Albin Michel (p. 19-26).

CHAPITRE II

Description de la maison de Weatherby. Profession des personnes qui s’y rendaient. Caractère de Lucy Cooper et de ses favoris. Quelques traits sur le beau Tracey. Portrait du roi Derick. Bon mot du docteur Smolett. Description des sérails parisiens. Institution de couvents de filles en Angleterre, par Mme Goadby.

Nous commencerons ce chapitre par donner une description de ces deux fameux et infâmes endroits de rendez-vous nocturnes, connus sous le nom de Weatherby et de Margeram.
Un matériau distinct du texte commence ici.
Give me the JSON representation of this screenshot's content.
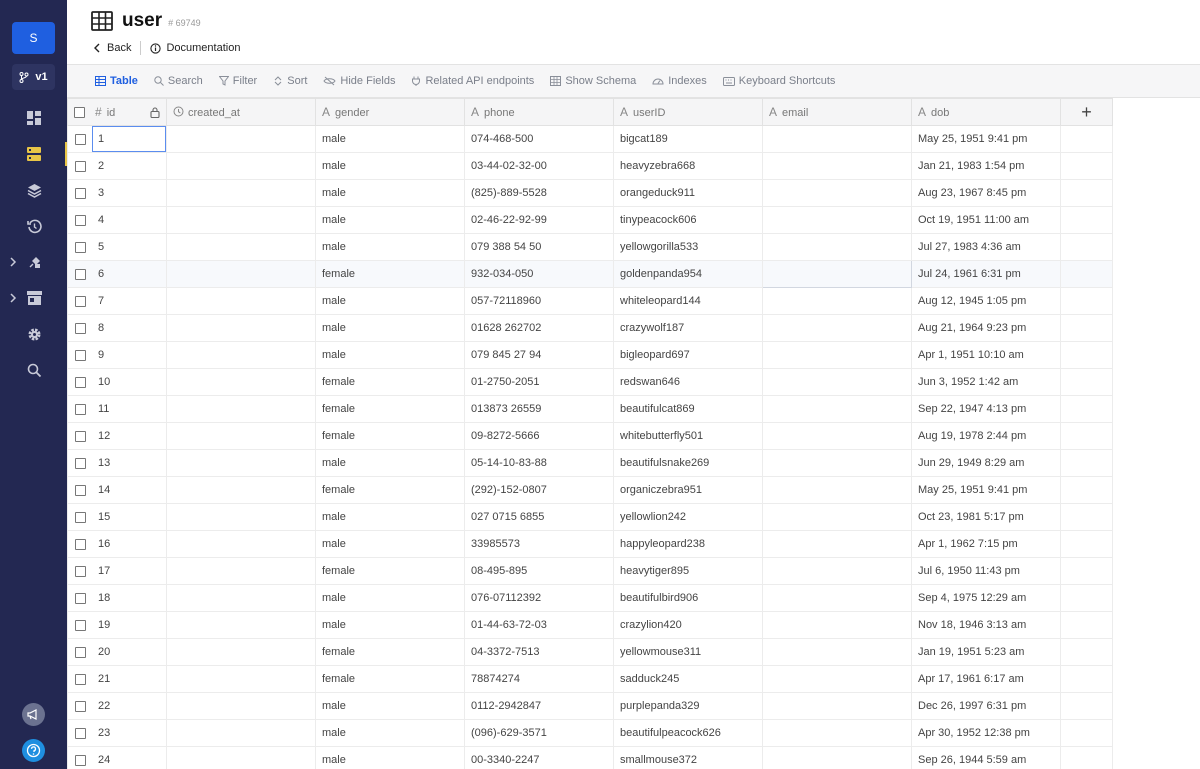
{
  "sidebar": {
    "avatar_letter": "S",
    "version_label": "v1",
    "accent": "#e8c547"
  },
  "header": {
    "title": "user",
    "table_id": "# 69749",
    "back_label": "Back",
    "doc_label": "Documentation"
  },
  "toolbar": {
    "table": "Table",
    "search": "Search",
    "filter": "Filter",
    "sort": "Sort",
    "hide_fields": "Hide Fields",
    "api": "Related API endpoints",
    "schema": "Show Schema",
    "indexes": "Indexes",
    "shortcuts": "Keyboard Shortcuts"
  },
  "columns": {
    "id": "id",
    "created_at": "created_at",
    "gender": "gender",
    "phone": "phone",
    "userID": "userID",
    "email": "email",
    "dob": "dob",
    "add": "+"
  },
  "rows": [
    {
      "id": "1",
      "gender": "male",
      "phone": "074-468-500",
      "userID": "bigcat189",
      "dob": "May 25, 1951 9:41 pm"
    },
    {
      "id": "2",
      "gender": "male",
      "phone": "03-44-02-32-00",
      "userID": "heavyzebra668",
      "dob": "Jan 21, 1983 1:54 pm"
    },
    {
      "id": "3",
      "gender": "male",
      "phone": "(825)-889-5528",
      "userID": "orangeduck911",
      "dob": "Aug 23, 1967 8:45 pm"
    },
    {
      "id": "4",
      "gender": "male",
      "phone": "02-46-22-92-99",
      "userID": "tinypeacock606",
      "dob": "Oct 19, 1951 11:00 am"
    },
    {
      "id": "5",
      "gender": "male",
      "phone": "079 388 54 50",
      "userID": "yellowgorilla533",
      "dob": "Jul 27, 1983 4:36 am"
    },
    {
      "id": "6",
      "gender": "female",
      "phone": "932-034-050",
      "userID": "goldenpanda954",
      "dob": "Jul 24, 1961 6:31 pm"
    },
    {
      "id": "7",
      "gender": "male",
      "phone": "057-72118960",
      "userID": "whiteleopard144",
      "dob": "Aug 12, 1945 1:05 pm"
    },
    {
      "id": "8",
      "gender": "male",
      "phone": "01628 262702",
      "userID": "crazywolf187",
      "dob": "Aug 21, 1964 9:23 pm"
    },
    {
      "id": "9",
      "gender": "male",
      "phone": "079 845 27 94",
      "userID": "bigleopard697",
      "dob": "Apr 1, 1951 10:10 am"
    },
    {
      "id": "10",
      "gender": "female",
      "phone": "01-2750-2051",
      "userID": "redswan646",
      "dob": "Jun 3, 1952 1:42 am"
    },
    {
      "id": "11",
      "gender": "female",
      "phone": "013873 26559",
      "userID": "beautifulcat869",
      "dob": "Sep 22, 1947 4:13 pm"
    },
    {
      "id": "12",
      "gender": "female",
      "phone": "09-8272-5666",
      "userID": "whitebutterfly501",
      "dob": "Aug 19, 1978 2:44 pm"
    },
    {
      "id": "13",
      "gender": "male",
      "phone": "05-14-10-83-88",
      "userID": "beautifulsnake269",
      "dob": "Jun 29, 1949 8:29 am"
    },
    {
      "id": "14",
      "gender": "female",
      "phone": "(292)-152-0807",
      "userID": "organiczebra951",
      "dob": "May 25, 1951 9:41 pm"
    },
    {
      "id": "15",
      "gender": "male",
      "phone": "027 0715 6855",
      "userID": "yellowlion242",
      "dob": "Oct 23, 1981 5:17 pm"
    },
    {
      "id": "16",
      "gender": "male",
      "phone": "33985573",
      "userID": "happyleopard238",
      "dob": "Apr 1, 1962 7:15 pm"
    },
    {
      "id": "17",
      "gender": "female",
      "phone": "08-495-895",
      "userID": "heavytiger895",
      "dob": "Jul 6, 1950 11:43 pm"
    },
    {
      "id": "18",
      "gender": "male",
      "phone": "076-07112392",
      "userID": "beautifulbird906",
      "dob": "Sep 4, 1975 12:29 am"
    },
    {
      "id": "19",
      "gender": "male",
      "phone": "01-44-63-72-03",
      "userID": "crazylion420",
      "dob": "Nov 18, 1946 3:13 am"
    },
    {
      "id": "20",
      "gender": "female",
      "phone": "04-3372-7513",
      "userID": "yellowmouse311",
      "dob": "Jan 19, 1951 5:23 am"
    },
    {
      "id": "21",
      "gender": "female",
      "phone": "78874274",
      "userID": "sadduck245",
      "dob": "Apr 17, 1961 6:17 am"
    },
    {
      "id": "22",
      "gender": "male",
      "phone": "0112-2942847",
      "userID": "purplepanda329",
      "dob": "Dec 26, 1997 6:31 pm"
    },
    {
      "id": "23",
      "gender": "male",
      "phone": "(096)-629-3571",
      "userID": "beautifulpeacock626",
      "dob": "Apr 30, 1952 12:38 pm"
    },
    {
      "id": "24",
      "gender": "male",
      "phone": "00-3340-2247",
      "userID": "smallmouse372",
      "dob": "Sep 26, 1944 5:59 am"
    }
  ]
}
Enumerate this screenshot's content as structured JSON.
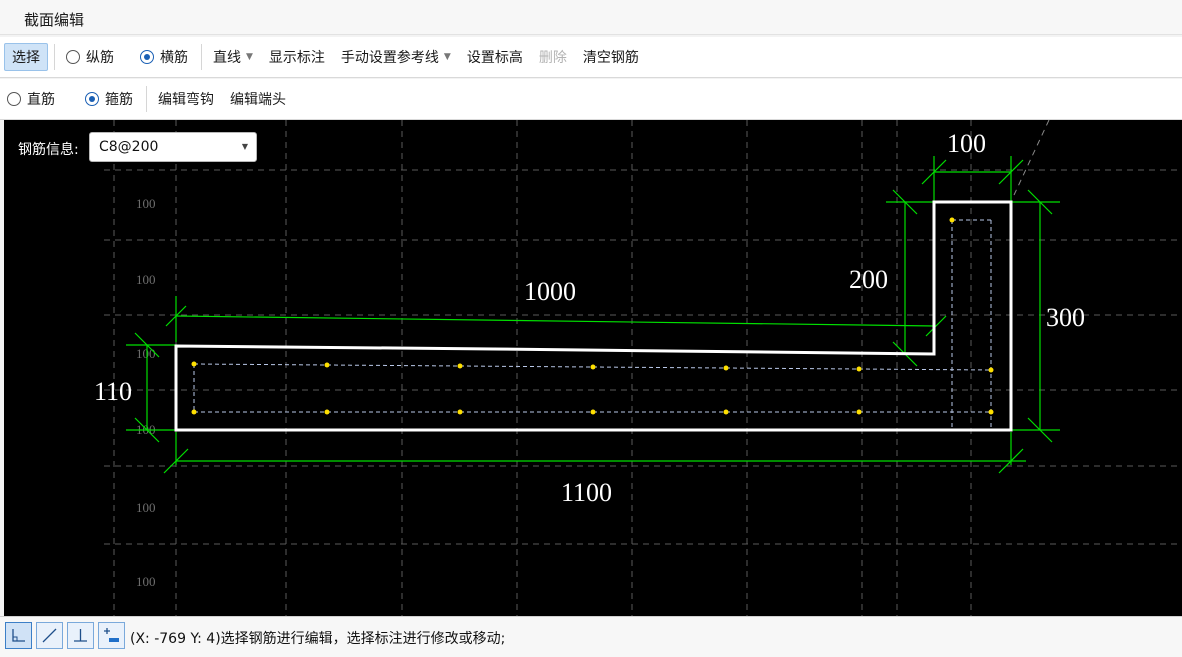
{
  "window": {
    "title": "截面编辑"
  },
  "toolbar1": {
    "select_label": "选择",
    "longitudinal_label": "纵筋",
    "transverse_label": "横筋",
    "transverse_selected": true,
    "line_label": "直线",
    "show_dimensions_label": "显示标注",
    "manual_reference_label": "手动设置参考线",
    "set_elevation_label": "设置标高",
    "delete_label": "删除",
    "clear_rebar_label": "清空钢筋"
  },
  "toolbar2": {
    "straight_label": "直筋",
    "stirrup_label": "箍筋",
    "stirrup_selected": true,
    "edit_hook_label": "编辑弯钩",
    "edit_end_label": "编辑端头"
  },
  "canvas": {
    "rebar_info_label": "钢筋信息:",
    "rebar_info_value": "C8@200",
    "grid_labels": [
      "100",
      "100",
      "100",
      "100",
      "100",
      "100"
    ],
    "dimensions": {
      "top_length": "1000",
      "bottom_length": "1100",
      "left_height": "110",
      "right_height": "300",
      "stem_width": "100",
      "stem_height": "200"
    },
    "colors": {
      "background": "#000000",
      "outline": "#ffffff",
      "dimension": "#00e000",
      "rebar": "#ffe000",
      "grid": "#5a5a5a"
    }
  },
  "statusbar": {
    "snap_buttons": [
      "orthogonal-snap",
      "free-line",
      "perpendicular-snap",
      "add-point"
    ],
    "status_text": "(X: -769 Y: 4)选择钢筋进行编辑，选择标注进行修改或移动;"
  }
}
Le premier de ces endroits où se refugiaient les fripons, les débauchés, les voleurs, les filous et les escrocs, fut, dans l’origine, établi, il y a environ trente ans, par Mme Weatherby, peu de temps après la retraite de Moll-King. Son institution ne fut pas plutôt connue, qu’un grand nombre de filles de Vénus, de tous les rangs et conditions, depuis la maîtresse entretenue jusqu’à la barboteuse, se rendirent dans sa maison. Un méchant déshabillé était un passe-port suffisant pour cet endroit de libertinage et de dissipation. La malheureuse qui mourait de faim tandis qu’elle lavait sa seule et unique chemise, était sûre, en entrant dans cet infâme lieu, d’y rencontrer un jeune apprenti qui la régalait d’une tranche de mouton et d’un pot de bière, et s’il avait un peu d’argent, elle lui faisait payer pour dix-huit sols de punch, et l’engageait à passer le reste de la nuit avec elle.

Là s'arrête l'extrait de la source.